Tuesday, December 08, 2015

SAB Comm'n to Decide All Big Development Decisions

Beach gets new mayor, vice mayor
Commissioners discuss major impact development ordinance

Posted: December 7, 2015 - 11:24pm | Updated: December 8, 2015 - 6:49am
St. Augustine Beach has a new mayor.
During Monday’s commission meeting, commissioners appointed Vice Mayor Rich O’Brien to serve as mayor for two terms.
O’Brien, who was elected as mayor in 2007 and 2012, was nominated Monday by incumbent Mayor Andrea Samuels.
He won 3-2 against Commissioner Undine George, who nominated herself after the public voiced their support.
Five people addressed the commission, saying George should be appointed mayor.
George is the only commissioner to have not been mayor, and there was agreement that it was her turn to have the title.
“Undine is my wife, but she is more than qualified,” said Ed George, her husband and former mayor. “(She) has been nothing but positive and is the voice of reason on contentious issues.”
Beach resident Ann Palmquist added: “She brings a different point of view.”
George acknowledged the group’s support and said she would make being mayor a top priority for the residents.
“I’m honored by the support, and I’m not usually self-serving or self-driven, but I’ve been hearing a lot of requests, so I’m nominating myself,” she said.
Later in the meeting, she accepted a nomination by Samuels to serve as vice mayor.

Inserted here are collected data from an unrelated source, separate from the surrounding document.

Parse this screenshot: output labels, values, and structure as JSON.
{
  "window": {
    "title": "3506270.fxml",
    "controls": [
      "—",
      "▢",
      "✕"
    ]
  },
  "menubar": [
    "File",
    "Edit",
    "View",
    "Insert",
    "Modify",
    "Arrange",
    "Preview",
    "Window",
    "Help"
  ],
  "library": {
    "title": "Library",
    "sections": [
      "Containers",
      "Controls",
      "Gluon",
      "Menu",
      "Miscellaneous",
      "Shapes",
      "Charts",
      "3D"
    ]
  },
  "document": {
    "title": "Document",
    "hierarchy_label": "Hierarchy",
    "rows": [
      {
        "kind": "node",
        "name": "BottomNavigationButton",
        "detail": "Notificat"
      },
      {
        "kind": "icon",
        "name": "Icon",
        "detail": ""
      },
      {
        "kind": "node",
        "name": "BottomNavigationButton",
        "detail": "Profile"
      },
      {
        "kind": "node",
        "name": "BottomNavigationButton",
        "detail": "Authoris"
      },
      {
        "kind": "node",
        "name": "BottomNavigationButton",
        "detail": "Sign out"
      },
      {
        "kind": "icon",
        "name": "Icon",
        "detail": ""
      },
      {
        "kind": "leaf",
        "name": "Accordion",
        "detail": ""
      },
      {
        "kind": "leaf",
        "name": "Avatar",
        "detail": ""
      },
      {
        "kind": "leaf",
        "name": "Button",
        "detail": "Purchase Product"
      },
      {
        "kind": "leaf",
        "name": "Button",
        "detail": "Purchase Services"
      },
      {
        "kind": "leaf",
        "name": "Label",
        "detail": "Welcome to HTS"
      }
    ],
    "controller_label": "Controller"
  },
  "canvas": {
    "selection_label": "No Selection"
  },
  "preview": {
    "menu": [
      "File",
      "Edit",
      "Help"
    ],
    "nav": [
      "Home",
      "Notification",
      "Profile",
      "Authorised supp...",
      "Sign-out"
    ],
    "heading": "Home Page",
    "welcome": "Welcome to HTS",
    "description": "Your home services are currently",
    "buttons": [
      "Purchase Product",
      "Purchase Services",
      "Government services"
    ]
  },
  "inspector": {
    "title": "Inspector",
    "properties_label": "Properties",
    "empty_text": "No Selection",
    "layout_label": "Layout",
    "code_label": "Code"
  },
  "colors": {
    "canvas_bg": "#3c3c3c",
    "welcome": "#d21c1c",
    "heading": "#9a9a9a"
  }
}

The commission unanimously voted in favor of her.
Big development
With the mayor and vice mayor elected, attention turned to an ordinance that would give the commission sole authority on approving major impact development.
The ordinance, which also set tighter restrictions about what constitutes a major land development, was unanimously approved by the commission Monday night. The power used to be allotted to the Planning and Zoning Board, but was re-visited after approval in June of an Embassy Suites on A1A Beach Boulevard.
The estimated height for the hotel is 53 feet, which exceeds a limit Beach residents set when they voted on a charter referendum last year.
They agreed to a 35-foot limit, but Beach officials said the Embassy Suites needs to be raised for flood insurance purposes, and those state and federal regulations supersede the charter. The area in which people live and work will be capped at 35 feet, said City Manager Max Royle.
“This ordinance will take some of the heat off the PZB and place the responsibility back onto the commission, who are elected,” Commissioner Margaret England said Monday night.
O’Brien added: “Someone said this would be micro-management. To me, it’s oversight. We are the elected officials, and the expectation was we would weigh in on Embassy Suites. We did not, but we should have, and this is what we need to take care of.”
He also said the ordinance is not a reflection on the competency of PZB members.
“They are qualified people, but this is what residents want,” he said.
But Beach resident Robert Kahler said the ordinance is hypocritical.
“You’re hanging the blame on the PZB for something that was created by the commission,” he said. “Who hired advisement to the PZB? You guys did, and now you’re going to turn around and say ‘shame on those people, they need to be watched.’ ”
Other business
Other topics on Monday’s agenda included:
n An ordinance clarifying where measuring building height starts that doesn’t violate state and federal laws;
n Approval of using the Embassy Suites property for parking during Beach Blast Off;
n Review of proposals for a land planner and grant writer;
n Approval of the painting of crosswalks on A1A Beach Boulevard.